Input$0.14 / 1M tokens
Cached input$0.0028 / 1M tokens
Output$0.28 / 1M tokens

Pricing source ↗

Strengths

  • Open MIT-licensed weights, free for commercial use, fine-tuning, and local deployment via vLLM, SGLang, Ollama, or LM Studio
  • Native one-million-token context with efficient hybrid attention (roughly 27% of V3.2's per-token FLOPs and 10% of its KV cache at 1M)
  • Selectable reasoning effort (Non-think / Think High / Think Max) to trade latency for depth
  • Very low API pricing — $0.14 per 1M input tokens and $0.28 per 1M output, about 12x cheaper than V4-Pro, with aggressive cache-hit discounts
  • Strong coding and reasoning scores for its size, approaching V4-Pro in the Max mode (LiveCodeBench 91.6, SWE Verified 79.0)

Best for

  • High-volume agentic and coding workflows where cost and latency matter more than absolute peak quality
  • Long-document and large-codebase analysis that needs the full 1M-token window on a budget
  • Self-hosted / on-prem deployment where open MIT weights and a smaller 13B-active footprint are required
  • A drop-in replacement for the retiring deepseek-chat and deepseek-reasoner endpoints via its non-thinking and thinking modes

How to access

ProviderModel ID
DeepSeek Platform ↗deepseek-v4-flash

DeepSeek V4 — every version

The full lineage of the DeepSeek V4 line, newest first. Every version has its own page — click any to compare specs, benchmarks and pricing.

VersionReleasedContextLicense
DeepSeek-V4-Procurrent2026-04-241MMIT
DeepSeek-V4-Flash2026-04-24MIT

FAQ

Is DeepSeek-V4-Flash open source?

Yes.

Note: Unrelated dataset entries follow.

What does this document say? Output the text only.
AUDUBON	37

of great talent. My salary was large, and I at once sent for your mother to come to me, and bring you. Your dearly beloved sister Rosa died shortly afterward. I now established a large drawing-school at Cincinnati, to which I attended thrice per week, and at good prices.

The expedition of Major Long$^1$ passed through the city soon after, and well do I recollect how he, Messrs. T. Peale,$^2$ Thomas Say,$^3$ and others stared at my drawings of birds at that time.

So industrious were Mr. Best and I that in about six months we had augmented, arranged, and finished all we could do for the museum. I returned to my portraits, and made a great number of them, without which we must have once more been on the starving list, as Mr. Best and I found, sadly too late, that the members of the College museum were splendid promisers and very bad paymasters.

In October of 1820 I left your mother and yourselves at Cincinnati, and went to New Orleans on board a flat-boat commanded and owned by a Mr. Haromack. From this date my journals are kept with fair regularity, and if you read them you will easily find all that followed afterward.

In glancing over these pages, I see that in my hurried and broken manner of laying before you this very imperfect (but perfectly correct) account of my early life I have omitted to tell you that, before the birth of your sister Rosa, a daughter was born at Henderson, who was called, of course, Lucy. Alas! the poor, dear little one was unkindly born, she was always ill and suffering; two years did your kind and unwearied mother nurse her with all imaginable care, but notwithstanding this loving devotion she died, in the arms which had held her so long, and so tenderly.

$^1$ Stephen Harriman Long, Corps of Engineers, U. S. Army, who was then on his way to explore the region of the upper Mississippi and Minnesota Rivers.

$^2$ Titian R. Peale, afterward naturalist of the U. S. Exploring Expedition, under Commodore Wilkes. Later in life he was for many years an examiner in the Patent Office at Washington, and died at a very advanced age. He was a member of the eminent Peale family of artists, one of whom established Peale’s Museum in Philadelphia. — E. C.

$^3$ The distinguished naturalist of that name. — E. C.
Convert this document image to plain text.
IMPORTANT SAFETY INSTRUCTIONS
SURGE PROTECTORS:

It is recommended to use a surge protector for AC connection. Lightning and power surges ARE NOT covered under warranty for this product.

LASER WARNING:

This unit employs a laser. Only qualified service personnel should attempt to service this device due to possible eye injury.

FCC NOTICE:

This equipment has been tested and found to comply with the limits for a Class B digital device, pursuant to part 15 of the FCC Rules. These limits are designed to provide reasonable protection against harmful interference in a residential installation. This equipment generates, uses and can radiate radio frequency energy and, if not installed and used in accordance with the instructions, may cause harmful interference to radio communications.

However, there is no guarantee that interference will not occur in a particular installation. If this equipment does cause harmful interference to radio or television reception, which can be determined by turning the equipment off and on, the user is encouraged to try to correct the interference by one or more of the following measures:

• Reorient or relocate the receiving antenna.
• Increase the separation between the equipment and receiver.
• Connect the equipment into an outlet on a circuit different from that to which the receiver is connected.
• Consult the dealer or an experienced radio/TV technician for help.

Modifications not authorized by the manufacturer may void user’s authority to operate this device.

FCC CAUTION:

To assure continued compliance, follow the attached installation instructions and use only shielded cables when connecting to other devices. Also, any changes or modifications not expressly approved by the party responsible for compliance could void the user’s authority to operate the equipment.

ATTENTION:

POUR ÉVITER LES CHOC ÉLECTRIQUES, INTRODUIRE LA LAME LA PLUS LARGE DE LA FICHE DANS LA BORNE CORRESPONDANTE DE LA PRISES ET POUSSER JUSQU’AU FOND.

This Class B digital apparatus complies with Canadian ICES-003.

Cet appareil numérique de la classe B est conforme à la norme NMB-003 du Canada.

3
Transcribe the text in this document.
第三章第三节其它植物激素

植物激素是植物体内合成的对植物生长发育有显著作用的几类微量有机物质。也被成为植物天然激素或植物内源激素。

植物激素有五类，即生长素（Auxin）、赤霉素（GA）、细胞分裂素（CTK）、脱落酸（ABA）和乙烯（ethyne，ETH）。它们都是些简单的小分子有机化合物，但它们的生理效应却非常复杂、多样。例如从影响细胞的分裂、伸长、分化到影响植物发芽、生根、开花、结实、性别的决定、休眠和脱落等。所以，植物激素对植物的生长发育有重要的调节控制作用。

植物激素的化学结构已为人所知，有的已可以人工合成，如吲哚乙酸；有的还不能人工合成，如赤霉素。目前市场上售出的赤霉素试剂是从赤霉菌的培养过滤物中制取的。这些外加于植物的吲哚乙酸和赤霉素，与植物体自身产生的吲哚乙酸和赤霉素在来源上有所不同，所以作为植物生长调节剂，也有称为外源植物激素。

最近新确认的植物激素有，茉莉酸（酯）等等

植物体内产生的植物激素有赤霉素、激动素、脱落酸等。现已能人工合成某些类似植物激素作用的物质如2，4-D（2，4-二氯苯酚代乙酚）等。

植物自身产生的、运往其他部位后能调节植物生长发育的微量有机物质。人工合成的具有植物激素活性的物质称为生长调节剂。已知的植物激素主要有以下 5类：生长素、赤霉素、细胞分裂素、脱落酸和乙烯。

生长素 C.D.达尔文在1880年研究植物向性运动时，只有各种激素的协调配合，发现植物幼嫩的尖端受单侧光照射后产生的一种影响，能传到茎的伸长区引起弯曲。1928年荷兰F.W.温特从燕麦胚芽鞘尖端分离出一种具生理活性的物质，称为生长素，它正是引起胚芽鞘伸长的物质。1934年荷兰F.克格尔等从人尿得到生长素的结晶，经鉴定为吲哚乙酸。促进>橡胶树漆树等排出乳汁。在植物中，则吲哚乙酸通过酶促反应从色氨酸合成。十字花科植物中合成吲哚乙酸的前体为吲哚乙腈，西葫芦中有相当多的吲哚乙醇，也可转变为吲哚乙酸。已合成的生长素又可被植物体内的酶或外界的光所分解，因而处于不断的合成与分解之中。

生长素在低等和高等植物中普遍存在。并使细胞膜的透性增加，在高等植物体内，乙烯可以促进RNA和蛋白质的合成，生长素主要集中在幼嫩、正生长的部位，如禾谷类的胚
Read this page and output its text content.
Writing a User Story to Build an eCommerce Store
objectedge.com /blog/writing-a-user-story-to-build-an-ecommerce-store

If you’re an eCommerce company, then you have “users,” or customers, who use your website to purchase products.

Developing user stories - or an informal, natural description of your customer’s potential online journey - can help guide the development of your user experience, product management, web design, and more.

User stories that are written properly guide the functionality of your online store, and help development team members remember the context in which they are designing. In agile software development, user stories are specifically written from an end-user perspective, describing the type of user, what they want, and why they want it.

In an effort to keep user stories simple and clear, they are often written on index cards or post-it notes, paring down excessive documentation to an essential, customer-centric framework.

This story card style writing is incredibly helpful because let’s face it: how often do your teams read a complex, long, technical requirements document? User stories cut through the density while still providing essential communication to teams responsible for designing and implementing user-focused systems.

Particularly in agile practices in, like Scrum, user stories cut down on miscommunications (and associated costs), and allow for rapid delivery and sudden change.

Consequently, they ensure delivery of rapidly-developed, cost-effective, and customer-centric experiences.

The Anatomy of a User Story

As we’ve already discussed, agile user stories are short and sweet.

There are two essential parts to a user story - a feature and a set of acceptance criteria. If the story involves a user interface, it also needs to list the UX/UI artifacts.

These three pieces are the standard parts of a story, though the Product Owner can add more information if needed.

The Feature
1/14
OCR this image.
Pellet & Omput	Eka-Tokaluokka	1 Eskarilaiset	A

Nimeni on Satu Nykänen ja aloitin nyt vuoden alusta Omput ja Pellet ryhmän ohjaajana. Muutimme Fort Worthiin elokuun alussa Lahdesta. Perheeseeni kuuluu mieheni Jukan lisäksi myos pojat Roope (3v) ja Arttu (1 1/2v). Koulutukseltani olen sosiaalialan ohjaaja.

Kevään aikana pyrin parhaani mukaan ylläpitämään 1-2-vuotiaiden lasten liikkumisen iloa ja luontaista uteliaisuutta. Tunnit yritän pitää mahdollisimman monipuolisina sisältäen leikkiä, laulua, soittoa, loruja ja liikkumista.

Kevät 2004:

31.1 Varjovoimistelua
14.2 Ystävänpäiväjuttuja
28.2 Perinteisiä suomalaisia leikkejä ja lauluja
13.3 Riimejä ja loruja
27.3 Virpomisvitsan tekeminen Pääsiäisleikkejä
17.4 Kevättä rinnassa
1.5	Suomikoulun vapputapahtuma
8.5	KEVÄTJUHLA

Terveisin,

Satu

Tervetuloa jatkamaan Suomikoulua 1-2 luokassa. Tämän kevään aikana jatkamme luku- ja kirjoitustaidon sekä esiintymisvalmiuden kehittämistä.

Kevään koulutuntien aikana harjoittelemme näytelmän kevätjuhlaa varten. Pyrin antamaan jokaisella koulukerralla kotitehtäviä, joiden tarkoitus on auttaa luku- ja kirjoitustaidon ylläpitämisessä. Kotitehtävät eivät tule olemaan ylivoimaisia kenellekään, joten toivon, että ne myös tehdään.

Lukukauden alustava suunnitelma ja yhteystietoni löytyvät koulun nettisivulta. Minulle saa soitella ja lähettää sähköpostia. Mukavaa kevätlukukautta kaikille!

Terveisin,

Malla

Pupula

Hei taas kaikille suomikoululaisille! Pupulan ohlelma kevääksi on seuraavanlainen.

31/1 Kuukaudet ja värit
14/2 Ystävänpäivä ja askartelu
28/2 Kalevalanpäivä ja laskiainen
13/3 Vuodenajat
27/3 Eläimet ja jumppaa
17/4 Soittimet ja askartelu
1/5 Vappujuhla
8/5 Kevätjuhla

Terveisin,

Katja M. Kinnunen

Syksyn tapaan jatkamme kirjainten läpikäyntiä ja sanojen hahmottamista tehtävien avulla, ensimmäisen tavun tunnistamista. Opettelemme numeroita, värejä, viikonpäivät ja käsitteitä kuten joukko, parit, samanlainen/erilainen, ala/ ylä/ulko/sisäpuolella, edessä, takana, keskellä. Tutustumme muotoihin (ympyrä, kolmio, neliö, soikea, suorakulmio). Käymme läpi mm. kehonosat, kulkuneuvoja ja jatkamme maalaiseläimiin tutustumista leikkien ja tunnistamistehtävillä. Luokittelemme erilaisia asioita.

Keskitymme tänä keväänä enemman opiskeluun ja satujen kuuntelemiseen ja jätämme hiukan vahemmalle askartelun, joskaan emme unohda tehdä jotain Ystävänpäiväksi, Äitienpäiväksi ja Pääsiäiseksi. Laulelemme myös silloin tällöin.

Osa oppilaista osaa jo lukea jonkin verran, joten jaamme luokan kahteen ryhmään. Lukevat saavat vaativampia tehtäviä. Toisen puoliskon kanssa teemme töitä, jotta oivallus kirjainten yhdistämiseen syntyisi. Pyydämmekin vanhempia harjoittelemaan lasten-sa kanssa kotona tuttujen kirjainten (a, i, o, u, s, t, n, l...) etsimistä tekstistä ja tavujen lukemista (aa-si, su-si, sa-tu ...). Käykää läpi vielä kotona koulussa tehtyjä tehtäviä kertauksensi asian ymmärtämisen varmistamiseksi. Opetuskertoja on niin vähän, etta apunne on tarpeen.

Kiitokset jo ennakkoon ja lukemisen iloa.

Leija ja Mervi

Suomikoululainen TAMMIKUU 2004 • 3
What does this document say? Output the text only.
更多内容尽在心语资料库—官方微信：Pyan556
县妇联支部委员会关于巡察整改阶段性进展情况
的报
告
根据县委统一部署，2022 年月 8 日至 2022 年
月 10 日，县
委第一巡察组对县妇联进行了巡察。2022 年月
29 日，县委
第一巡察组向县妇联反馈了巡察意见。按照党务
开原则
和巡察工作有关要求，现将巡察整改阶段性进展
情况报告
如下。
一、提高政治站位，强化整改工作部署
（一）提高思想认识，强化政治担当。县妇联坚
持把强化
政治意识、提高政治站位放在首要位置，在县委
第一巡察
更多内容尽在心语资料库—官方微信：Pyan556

The weights are published on Hugging Face under the MIT License, one of the most permissive open licenses, so you can download, run, fine-tune, and use DeepSeek-V4-Flash commercially, including self-hosted and on-prem. It can be served with vLLM or SGLang, or run from quantized GGUF builds in Ollama and LM Studio.

How is DeepSeek-V4-Flash different from DeepSeek-V4-Pro?

Both shipped on 24 April 2026 and share the same 1M-token context, hybrid attention design, and MIT license. Flash is the smaller, cheaper tier — 284B total / 13B active parameters versus Pro's 1.6T / 49B — so it responds faster and costs about 12x less ($0.14 vs $0.435 per 1M input tokens). DeepSeek says Flash in its Max reasoning mode approaches Pro's quality given a larger thinking budget.

What are the reasoning modes in DeepSeek-V4-Flash?

It offers three reasoning-effort settings: Non-think for fast direct answers, Think High for deliberate step-by-step analysis, and Think Max (V4-Flash-Max) for maximum reasoning depth. The retiring deepseek-chat and deepseek-reasoner API aliases now route to Flash's non-thinking and thinking modes.

How much does the DeepSeek-V4-Flash API cost?

Per DeepSeek's official pricing page, DeepSeek-V4-Flash costs $0.14 per 1M input tokens on a cache miss and $0.28 per 1M output tokens. Cache hits drop the input price to about $0.0028 per 1M tokens, making repeated-context workloads very cheap.